Overview
Home insurtech Hippo reported its first-ever positive net income in Q2 2025, closing the quarter with $1 mn in profit. Gross written premium reached $299mn, up 16% from $258mn a year earlier. Growth came primarily from the company’s hybrid fronting strategy.
This milestone reflects a combination of revenue growth, a broader premium mix, a lower consolidated net loss ratio, stronger operating efficiency, and reduced stock-based compensation costs.
Quarterly operating expenses for sales and marketing, tech and development, and general and administrative functions fell by $6mn compared to Q2 2024 — a 16% year-over-year drop.
Existing programs added $24mn in organic growth (up 13%), while new programs contributed another $23mn.
Meanwhile, gross written premiums for Hippo’s core home insurance product declined 9% year-over-year.
The company’s cash and investment holdings (excluding restricted cash) rose by $76mn quarter-over-quarter, reaching $604mn. Most of that increase came from the issuance of a $50mn surplus note.
Revenue Growth Driven by Insurance-as-a-Service
Hippo reported total revenue of $117.3mn for Q2 2025, up 31% from $89.6mn in Q2 2024. This growth came primarily from the Insurance-as-a-Service (IaaS) segment, which nearly doubled its revenue from $24.4mn to $48mn (+97%).
The Hippo Home Insurance Program grew moderately by 8% (from $56.2mn to $60.6mn), while Services revenue fell slightly by 3%.

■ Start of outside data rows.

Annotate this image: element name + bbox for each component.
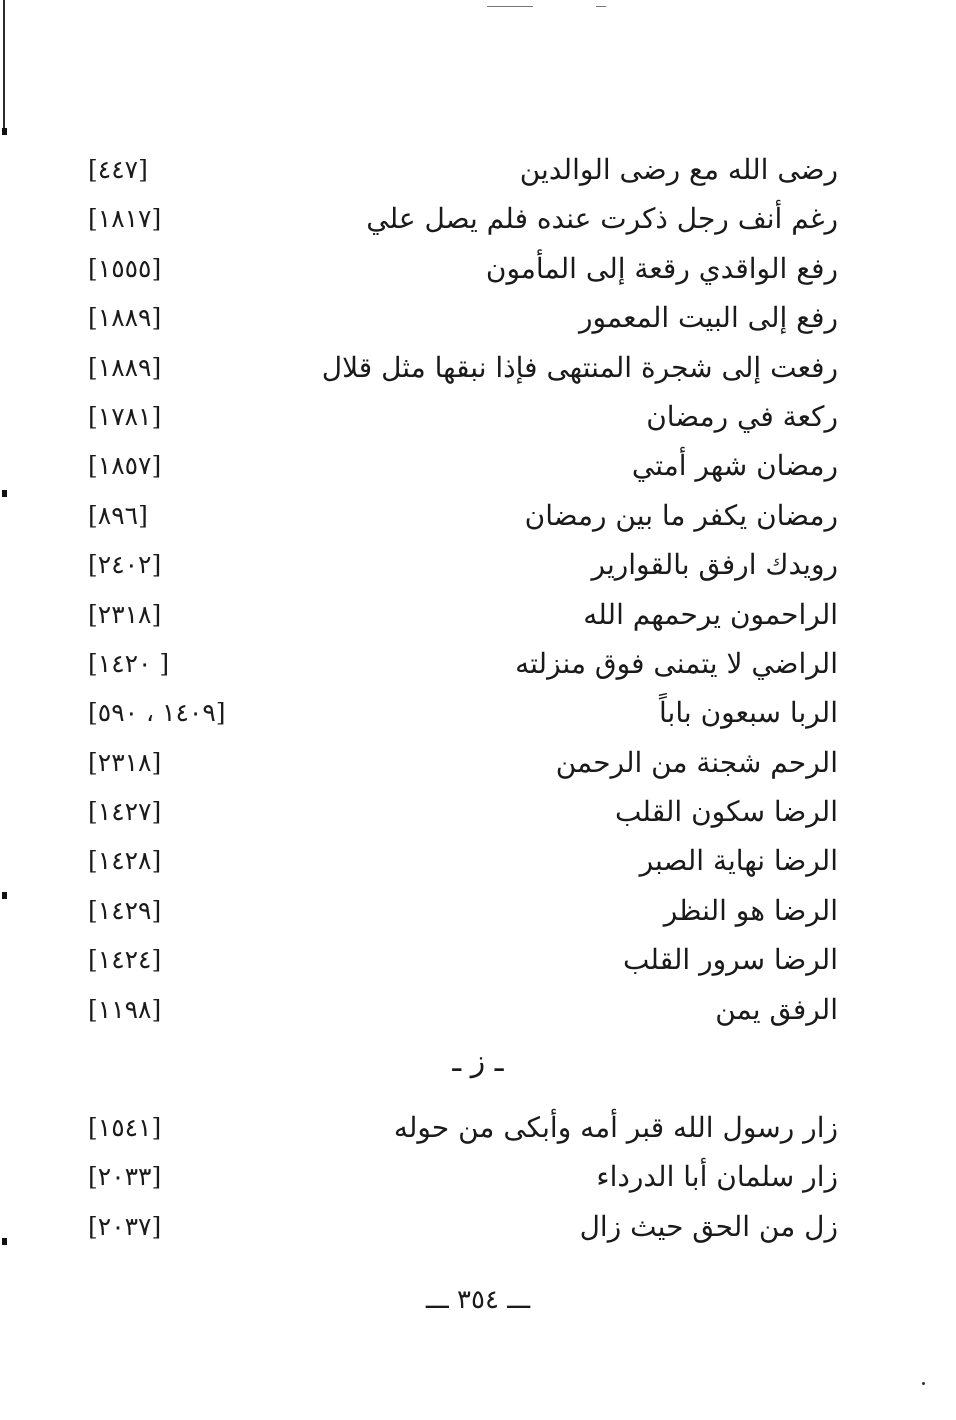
index-entry <box>0 543 956 592</box>
top-rule-mark <box>596 6 606 7</box>
index-entry <box>0 1205 956 1254</box>
index-entry <box>0 691 956 740</box>
left-margin-rule <box>3 0 5 130</box>
entry-ref: [١٤٢٠ ] <box>88 648 170 678</box>
entry-text: رغم أنف رجل ذكرت عنده فلم يصل علي <box>366 202 838 236</box>
entry-ref: [٢٠٣٣] <box>88 1162 162 1192</box>
index-entry <box>0 296 956 345</box>
entry-ref: [١٨٨٩] <box>88 303 162 333</box>
entry-text: الرفق يمن <box>715 992 838 1026</box>
entry-text: ركعة في رمضان <box>646 399 838 433</box>
entry-ref: [٢٣١٨] <box>88 747 162 777</box>
entry-text: الرضا سكون القلب <box>614 795 838 829</box>
index-entries <box>0 148 956 1037</box>
index-entry <box>0 494 956 543</box>
entry-text: رفع الواقدي رقعة إلى المأمون <box>485 251 838 285</box>
entry-text: الرضا سرور القلب <box>622 943 838 977</box>
entry-ref: [١٨١٧] <box>88 204 162 234</box>
entry-text: رضى الله مع رضى الوالدين <box>519 153 838 186</box>
index-entry <box>0 839 956 888</box>
entry-text: رويدك ارفق بالقوارير <box>591 548 838 582</box>
entry-ref: [١٤٢٤] <box>88 945 162 975</box>
entry-ref: [١١٩٨] <box>88 994 162 1024</box>
entry-text: الربا سبعون باباً <box>659 696 838 730</box>
entry-ref: [٢٣١٨] <box>88 599 162 629</box>
index-entry <box>0 889 956 938</box>
entry-text: الرضا نهاية الصبر <box>639 844 838 878</box>
entry-ref: [١٧٨١] <box>88 401 162 431</box>
section-header-zay: ـ ز ـ <box>452 1044 504 1079</box>
index-entry <box>0 1155 956 1204</box>
margin-mark <box>2 128 7 135</box>
entry-ref: [١٤٠٩ ، ٥٩٠] <box>88 698 226 728</box>
entry-text: الرحم شجنة من الرحمن <box>555 745 838 779</box>
entry-text: الراضي لا يتمنى فوق منزلته <box>515 646 838 680</box>
entry-text: الرضا هو النظر <box>663 893 838 927</box>
entry-ref: [١٥٥٥] <box>88 253 162 283</box>
index-entry <box>0 247 956 296</box>
index-entry <box>0 395 956 444</box>
entry-ref: [١٨٨٩] <box>88 352 162 382</box>
index-entry <box>0 1106 956 1155</box>
entry-ref: [١٨٥٧] <box>88 451 162 481</box>
index-entry <box>0 148 956 197</box>
index-entry <box>0 790 956 839</box>
speck <box>922 1382 925 1385</box>
entry-text: رفعت إلى شجرة المنتهى فإذا نبقها مثل قلال <box>321 350 838 384</box>
entry-text: رمضان شهر أمتي <box>631 449 838 483</box>
entry-ref: [١٤٢٨] <box>88 846 162 876</box>
entry-ref: [١٤٢٧] <box>88 797 162 827</box>
index-entries-zay <box>0 1106 956 1254</box>
index-entry <box>0 444 956 493</box>
index-entry <box>0 593 956 642</box>
entry-ref: [٢٤٠٢] <box>88 550 162 580</box>
entry-ref: [١٥٤١] <box>88 1113 162 1142</box>
entry-text: زار سلمان أبا الدرداء <box>596 1160 838 1194</box>
entry-text: زل من الحق حيث زال <box>579 1209 838 1243</box>
entry-ref: [٨٩٦] <box>88 500 148 530</box>
entry-text: الراحمون يرحمهم الله <box>583 597 838 631</box>
top-rule <box>487 6 533 7</box>
index-entry <box>0 938 956 987</box>
index-entry <box>0 197 956 246</box>
index-entry <box>0 741 956 790</box>
entry-text: زار رسول الله قبر أمه وأبكى من حوله <box>393 1111 838 1144</box>
entry-ref: [٤٤٧] <box>88 155 148 184</box>
index-entry <box>0 346 956 395</box>
entry-text: رفع إلى البيت المعمور <box>578 301 838 335</box>
index-entry <box>0 988 956 1037</box>
index-entry <box>0 642 956 691</box>
entry-ref: [١٤٢٩] <box>88 895 162 925</box>
page-number: ـــ ٣٥٤ ـــ <box>425 1285 531 1315</box>
entry-text: رمضان يكفر ما بين رمضان <box>524 498 838 532</box>
entry-ref: [٢٠٣٧] <box>88 1211 162 1241</box>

Expense Management Shows Mixed Signals
Total expenses declined 7% year-over-year, from $126.1mn to $113.3mn, largely due to a reduction in losses and loss adjustment expenses, which dropped from $60.4mn to $44.5mn. However, insurance-related expenses increased from $24.5mn to $32.8mn. Sales and marketing costs were cut by 31%, and general/admin expenses also decreased, showing signs of operational tightening.
Segment Expense Shifts Highlight Strategy Pivot
- Insurance-as-a-Service expenses surged 120% (from $15.8mn to $34.8mn), indicating rapid investment in growth.
- The Hippo Home Insurance Program saw a 33% drop in expenses, likely a result of scaling back or achieving better underwriting efficiency.
- Services expenses fell by 8%, consistent with the decline in revenue.
Improved Operating Results Across All Segments
- Adjusted operating income turned positive for the first time in the Hippo Home Insurance Program: $4.8mn in Q2 2025 vs. $(26.0)mn loss in Q2 2024.
- IaaS segment also posted strong adjusted operating income of $10.0mn, up 75% from $5.7mn.
- Services still operates at a loss, but losses narrowed from $(4.5)mn to $(3.2)mn.
Key Metrics
| Metric | Q2 2025 | Q2 2024 | % Change |
|---|---|---|---|
| Total Revenue | $117.3mn | $89.6mn | +31% |
| Net Earned Premium | $94.0mn | $64.4mn | +46% |
| Total Expenses | $113.3mn | $126.1mn | -10% |
| Net Income (Loss) | $(3.9)mn | $(37.2)mn | +90% |
| Adjusted Operating Income | $11.8mn | $(24.9)mn | N/A |
Net Loss Narrows Significantly
Hippo’s net loss narrowed to $(3.9)mn in Q2 2025, a significant improvement from $(37.2)mn in the same quarter last year. Income (loss) before taxes also flipped to a positive $4.0mn, compared to a $(36.5)mn loss in Q2 2024. This turnaround was driven by higher revenue and tighter control over claim-related costs and marketing expenses.